A. La rente de situation : femmes salariées et épouses de salariés 

Bénéficier de revenus réguliers, que ce soit de manière directe ou interposée (pour une femme, transfert de la part de son époux, de son père, d’un frère, etc.), expose quiconque à de multiples sollicitations de la part de son entourage. Certains chercheurs sont allés jusqu’à chiffrer ce phénomène.

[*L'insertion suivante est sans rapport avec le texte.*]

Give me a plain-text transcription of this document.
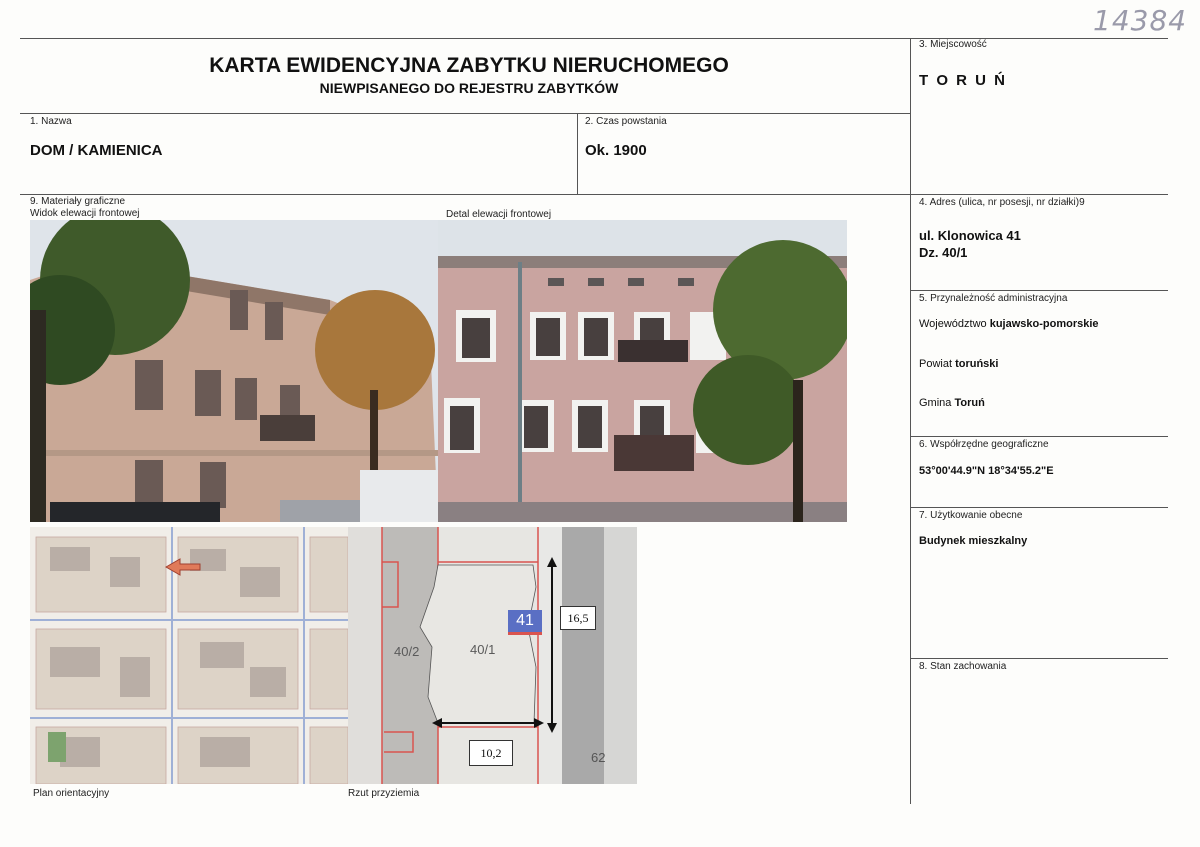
14384
KARTA EWIDENCYJNA ZABYTKU NIERUCHOMEGO
NIEWPISANEGO DO REJESTRU ZABYTKÓW
1. Nazwa
DOM / KAMIENICA
2. Czas powstania
Ok. 1900
3. Miejscowość
T O R U Ń
4. Adres (ulica, nr posesji, nr działki)9
ul. Klonowica 41
Dz. 40/1
5. Przynależność administracyjna
Województwo kujawsko-pomorskie
Powiat toruński
Gmina Toruń
6. Współrzędne geograficzne
53°00'44.9"N 18°34'55.2"E
7. Użytkowanie obecne
Budynek mieszkalny
8. Stan zachowania
9. Materiały graficzne
Widok elewacji frontowej	Detal elewacji frontowej
Plan orientacyjny	Rzut przyziemia
40/2	40/1
41	16,5
10,2	62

Ainsi François-Régis Mahieu, en s’appuyant sur des données statistiques (notamment des enquêtes sur les conditions de vie des ménages), calcule le ratio entre revenu déclaré et transferts communautaires, en déduit un « taux de pression communautaire », et montre à quel point les fonctionnaires d’Abidjan ont tendance à être « écrasés » par les obligations qui découlent de leur statut [Mahieu, 1995]. Il est certain que cette pression s’exerce de manière beaucoup plus forte sur les hommes ; la coutume énonce que la protection matérielle de la famille est de leur ressort, tandis que les femmes, elles, sont normalement libres d’employer leurs revenus comme bon leur semble. La crise aidant, il semble toutefois que les femmes n’échappent pas complètement à la dite pression. Celles que nous avons rencontrées ne sont pas « écrasées » ; simplement elles s’adaptent afin de tenir leur rang, notamment en développant d’autres activités rémunérées.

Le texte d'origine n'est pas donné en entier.